Vestidas de negro, con melenas de lana clara relucientes bajo la luz de las farolas, las caras blancas con dos círculos negros que como pozos se adentran en sus ojos, van bailando y echando irrintzis mano a mano a la oscuridad que se apodera de cada rincón. Cantan, tocan y danzan, es difícil distinguirlas, pues todas han asumido un carácter embrujado, como si el disfraz se hubiese apoderado de ellas o como si esa fuera su verdadera naturaleza, ocultada durante el trascurso de los días del año.
Es emocionante asistir al encuentro festivo entre madres, hijas, abuelas, sobrinas y nietas, todas de la mano emanando una energía hechicera por cada lado de sus cuerpos.

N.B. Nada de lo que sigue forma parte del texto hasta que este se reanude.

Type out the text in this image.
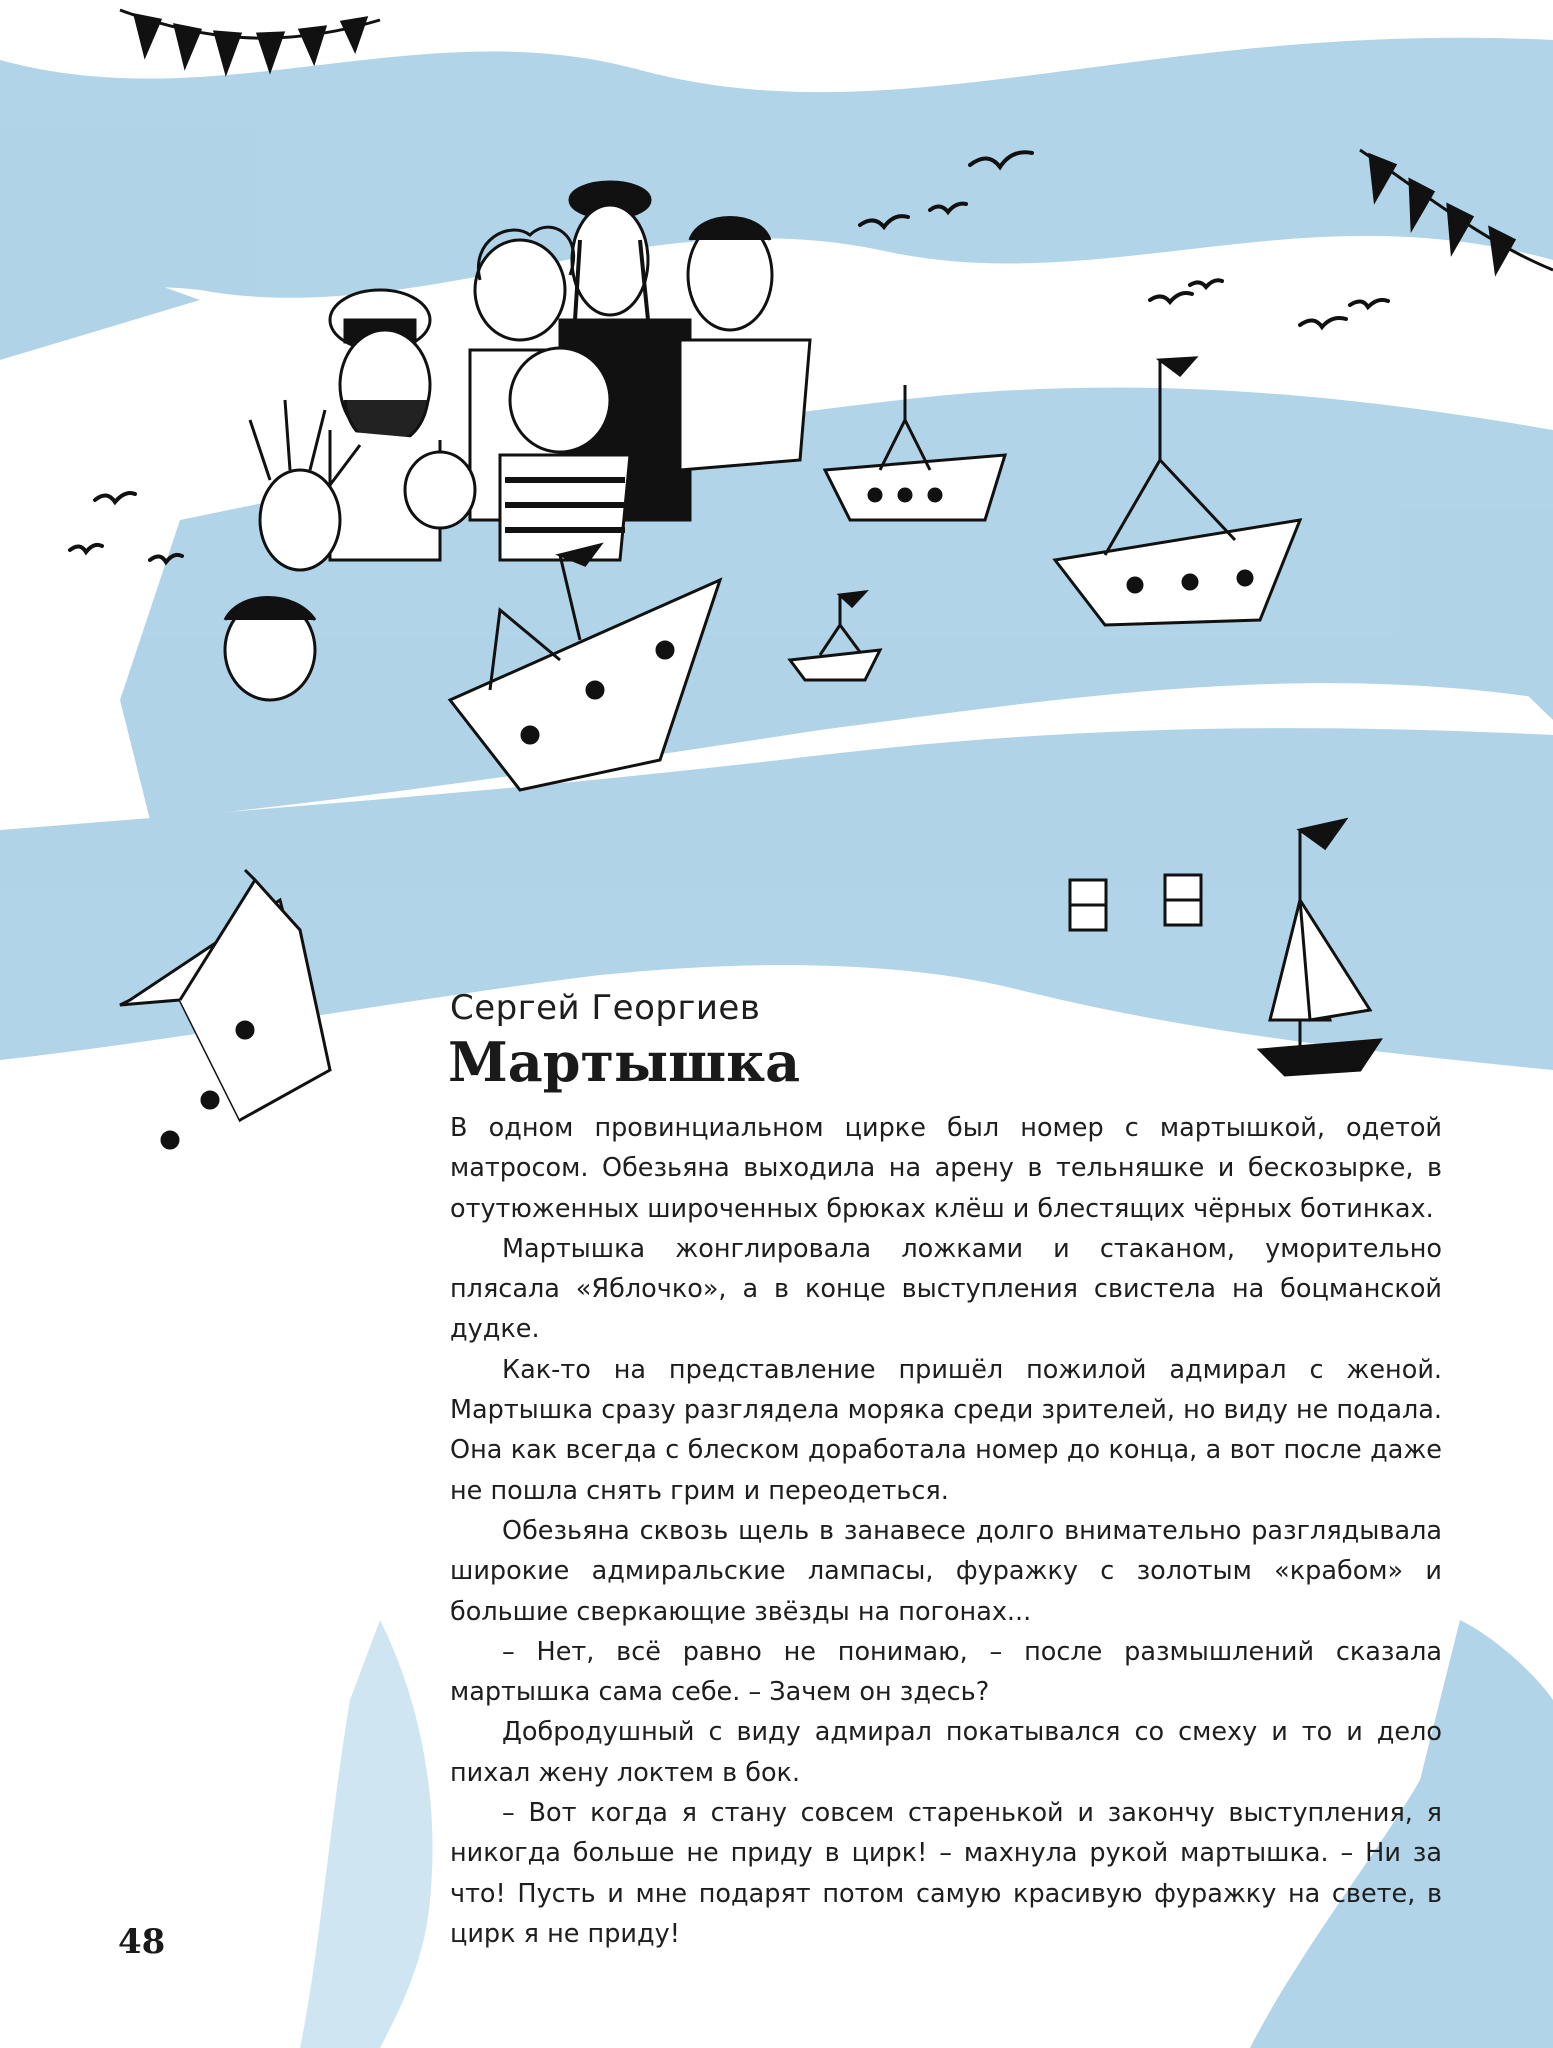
Сергей Георгиев
Мартышка

В одном провинциальном цирке был номер с мартышкой, одетой матросом. Обезьяна выходила на арену в тельняшке и бескозырке, в отутюженных широченных брюках клёш и блестящих чёрных ботинках.

Мартышка жонглировала ложками и стаканом, уморительно плясала «Яблочко», а в конце выступления свистела на боцманской дудке.

Как-то на представление пришёл пожилой адмирал с женой. Мартышка сразу разглядела моряка среди зрителей, но виду не подала. Она как всегда с блеском доработала номер до конца, а вот после даже не пошла снять грим и переодеться.

Обезьяна сквозь щель в занавесе долго внимательно разглядывала широкие адмиральские лампасы, фуражку с золотым «крабом» и большие сверкающие звёзды на погонах...

– Нет, всё равно не понимаю, – после размышлений сказала мартышка сама себе. – Зачем он здесь?

Добродушный с виду адмирал покатывался со смеху и то и дело пихал жену локтем в бок.

– Вот когда я стану совсем старенькой и закончу выступления, я никогда больше не приду в цирк! – махнула рукой мартышка. – Ни за что! Пусть и мне подарят потом самую красивую фуражку на свете, в цирк я не приду!

48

Poco a poco se van desvaneciendo las cuadrillas, los perfiles del hervidero se confunden con las líneas de las casas y piedras del puerto, se atenúan los ánimos, repletos de exaltación y plenitud. Por la noche, en la cama, todavía suenan en nuestros oídos esas melodías, impregnadas durante las pasadas horas de ensueño. Y la brisa invernal acaricia las sábanas, las olas restallan, la marea se lleva el cúmulo de vivencias experimentadas hoy, cada una desde su perspectiva, en su variedad. Unidas gota a gota, se duermen acunadas por una suave sensación de embrujo compartido.